Sometimes a student may give a very brief retelling response. How much prompting should I give, especially if it is felt that the student could share much more?
Teachers should only prompt if required and these prompts should be recorded on the Student Record. If the student is hesitant during retelling, it can be an indication that the text is too difficult or may indicate that the student is unsure of what information is required. Retelling should be included regularly in the classroom program.
What should I do if a student reads with 98 per cent accuracy yet comprehension is at an unsatisfactory level?
It is essential to establish the level at which a student reads competently for meaning. Therefore if a student reads with 98 per cent accuracy, yet comprehension is unsatisfactory, assess the student again on a PM Benchmark text at the level below.
First, ask the student to read the text silently then to retell it to you. Record the student’s exact responses. Analyse these responses and identify how accurately the student recalled specific details. (A reading record is not essential as the student has read the level above with 98 per cent accuracy).
Proceed by asking each question on the Student Record. Record the student’s exact responses. Analyse each response to determine the quality of the student’s answers, the range of vocabulary used and the depth of thinking in and beyond the text.
If the responses are not satisfactory, continue using texts at lower levels until the student is reading for meaning.
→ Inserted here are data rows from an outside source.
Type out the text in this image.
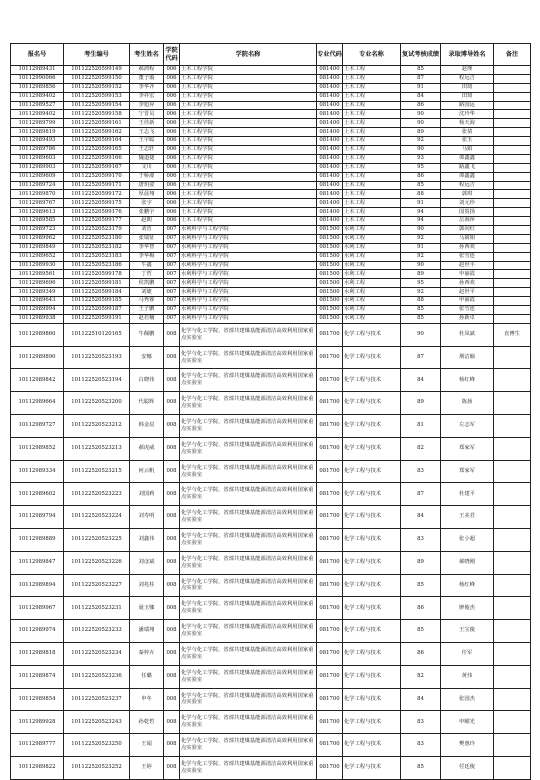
报名号	考生编号	考生姓名	学院代码	学院名称	专业代码	专业名称	复试考核成绩	录取博导姓名	备注
10112989431	101122520599149	郝鸿程	006	土木工程学院	081400	土木工程	85	赵理	
10112990066	101122520599150	董子璇	006	土木工程学院	081400	土木工程	87	程远吉	
10112989856	101122520599152	李华齐	006	土木工程学院	081400	土木工程	91	田琦	
10112989402	101122520599153	李祥宏	006	土木工程学院	081400	土木工程	84	田琦	
10112989527	101122520599154	李旭昇	006	土木工程学院	081400	土木工程	86	路国运	
10112989402	101122520599158	宁晋员	006	土木工程学院	081400	土木工程	90	沈玲华	
10112989799	101122520599161	王佳新	006	土木工程学院	081400	土木工程	90	杨天海	
10112989819	101122520599162	王志飞	006	土木工程学院	081400	土木工程	89	张倩	
10112989493	101122520599164	王宇聪	006	土木工程学院	081400	土木工程	92	张玉	
10112989786	101122520599165	王志轩	006	土木工程学院	081400	土木工程	90	马娟	
10112989603	101122520599166	魏道捷	006	土木工程学院	081400	土木工程	93	谭鑫鑫	
10112989903	101122520599167	文川	006	土木工程学院	081400	土木工程	95	路鑫飞	
10112989609	101122520599170	于桥濛	006	土木工程学院	081400	土木工程	86	谭鑫鑫	
10112989724	101122520599171	唐玥姿	006	土木工程学院	081400	土木工程	85	程远吉	
10112989870	101122520599172	厚晨翔	006	土木工程学院	081400	土木工程	88	郭琪	
10112989767	101122520599175	张宇	006	土木工程学院	081400	土木工程	91	刘元珍	
10112989613	101122520599176	张鹏宇	006	土木工程学院	081400	土木工程	94	国贺扬	
10112989585	101122520599177	赵朗	006	土木工程学院	081400	土木工程	94	岳海萍	
10112989723	101122520523179	刘晋	007	水利科学与工程学院	081500	水利工程	90	郭向红	
10112989962	101122520523180	张瑞征	007	水利科学与工程学院	081500	水利工程	92	马婧娟	
10112989849	101122520523182	李华智	007	水利科学与工程学院	081500	水利工程	91	孙西欢	
10112989652	101122520523183	李华梅	007	水利科学与工程学院	081500	水利工程	92	张雪连	
10112989930	101122520523186	牛鑫	007	水利科学与工程学院	081500	水利工程	90	赵世平	
10112989561	101122520599178	丁哲	007	水利科学与工程学院	081500	水利工程	89	申丽霞	
10112989696	101122520599181	侯凯鹏	007	水利科学与工程学院	081500	水利工程	95	孙西欢	
10112989349	101122520599184	刘婕	007	水利科学与工程学院	081500	水利工程	92	赵世平	
10112989643	101122520599185	马秀睿	007	水利科学与工程学院	081500	水利工程	88	申丽霞	
10112989994	101122520599187	王子鹏	007	水利科学与工程学院	081500	水利工程	85	张雪连	
10112989938	101122520599191	赵若楠	007	水利科学与工程学院	081500	水利工程	85	孙新卓	
10112989860	101122510120165	牛佩鹏	008	化学与化工学院、省部共建煤基能源清洁高效利用国家重点实验室	081700	化学工程与技术	90	杜凤斌	直博生
10112989890	101122520523193	安娜	008	化学与化工学院、省部共建煤基能源清洁高效利用国家重点实验室	081700	化学工程与技术	87	荆洁颖	
10112989842	101122520523194	白晓伟	008	化学与化工学院、省部共建煤基能源清洁高效利用国家重点实验室	081700	化学工程与技术	84	杨红峰	
10112989664	101122520523200	代聪辉	008	化学与化工学院、省部共建煤基能源清洁高效利用国家重点实验室	081700	化学工程与技术	89	陈扬	
10112989727	101122520523212	韩金辰	008	化学与化工学院、省部共建煤基能源清洁高效利用国家重点实验室	081700	化学工程与技术	81	左志军	
10112989852	101122520523213	郝虎威	008	化学与化工学院、省部共建煤基能源清洁高效利用国家重点实验室	081700	化学工程与技术	82	郑家军	
10112989334	101122520523215	何云帆	008	化学与化工学院、省部共建煤基能源清洁高效利用国家重点实验室	081700	化学工程与技术	83	郑家军	
10112989602	101122520523223	刘国莉	008	化学与化工学院、省部共建煤基能源清洁高效利用国家重点实验室	081700	化学工程与技术	87	杜建平	
10112989794	101122520523224	刘寿明	008	化学与化工学院、省部共建煤基能源清洁高效利用国家重点实验室	081700	化学工程与技术	84	王美君	
10112989889	101122520523225	刘鑫伟	008	化学与化工学院、省部共建煤基能源清洁高效利用国家重点实验室	081700	化学工程与技术	83	张小超	
10112989847	101122520523226	刘彦斌	008	化学与化工学院、省部共建煤基能源清洁高效利用国家重点实验室	081700	化学工程与技术	89	郝晓刚	
10112989894	101122520523227	刘兆柱	008	化学与化工学院、省部共建煤基能源清洁高效利用国家重点实验室	081700	化学工程与技术	85	杨红峰	
10112989967	101122520523231	聂玉娜	008	化学与化工学院、省部共建煤基能源清洁高效利用国家重点实验室	081700	化学工程与技术	86	廖俊杰	
10112989974	101122520523233	潘瑞翔	008	化学与化工学院、省部共建煤基能源清洁高效利用国家重点实验室	081700	化学工程与技术	85	王宝俊	
10112989818	101122520523234	秦梓卉	008	化学与化工学院、省部共建煤基能源清洁高效利用国家重点实验室	081700	化学工程与技术	86	任军	
10112989874	101122520523236	任璐	008	化学与化工学院、省部共建煤基能源清洁高效利用国家重点实验室	081700	化学工程与技术	82	黄伟	
10112989854	101122520523237	申冬	008	化学与化工学院、省部共建煤基能源清洁高效利用国家重点实验室	081700	化学工程与技术	84	张国杰	
10112989928	101122520523243	孙乾哲	008	化学与化工学院、省部共建煤基能源清洁高效利用国家重点实验室	081700	化学工程与技术	83	申曜光	
10112989777	101122520523250	王闻	008	化学与化工学院、省部共建煤基能源清洁高效利用国家重点实验室	081700	化学工程与技术	83	樊惠玲	
10112989822	101122520523252	王婷	008	化学与化工学院、省部共建煤基能源清洁高效利用国家重点实验室	081700	化学工程与技术	85	付廷俊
This will be the student’s instructional reading level.
Why is there greater emphasis on applied knowledge and vocabulary questions at the higher levels?
The complexity of the questions selected at each level in the PM Benchmark Reading Assessment Resource links with the students’ stages of literacy development. At the higher levels – from levels 21–30 – students’ ability to reason and make generalisations, as well as their knowledge and application of more advanced vocabulary, is challenged by higher order questions. It is the quality of these questions, not the quantity, that provides explicit information for teachers about students’ level of understanding.
What is the importance of the vocabulary question included at levels 25–30?
Word knowledge is a powerful comprehension tool. It provides opportunities for students to develop critical thinking skills and a deep, meaningful connection with language. At the higher levels, the complexity of vocabulary increases. Through a knowledge of this vocabulary, the student gains a richer understanding of the text.
Why is it important for students to read continuous text for assessment purposes?
To gain an accurate reading level, students must read continuous text. It is only through continuous text that students can demonstrate how they apply a range of strategies and skills to gain meaning. This is the purpose of reading. A word recognition test is a mechanical indicator only of students’ ability to recall words. This type of test does not demonstrate meaning and understanding.
When assessing students who are reading between levels 15–30, should both fiction and non-fiction texts be used?
It is advisable that both fiction and non-fiction texts be used for assessment purposes at each of these levels. Information from the assessment gives teachers greater insight into how effectively students can read and understand different text types. The demands of each text type differ. Students transfer this knowledge to their written language.
How have the reading ages of the PM levels been established?
Reading ages of PM levels 1–14 are in the range of reading ages 5.0–6.5 years. The fine grading of the PM levelling makes it inappropriate to give a specific reading age to each of these individual levels. From level 15, the reading ages have been established using the Fry Readability Formula. Where two levels, such as 15 and 16, bridge a six-month reading age, then the first level, 15, will be closer to the bottom of the range, and the level following, 16, will be closer to the top of the range.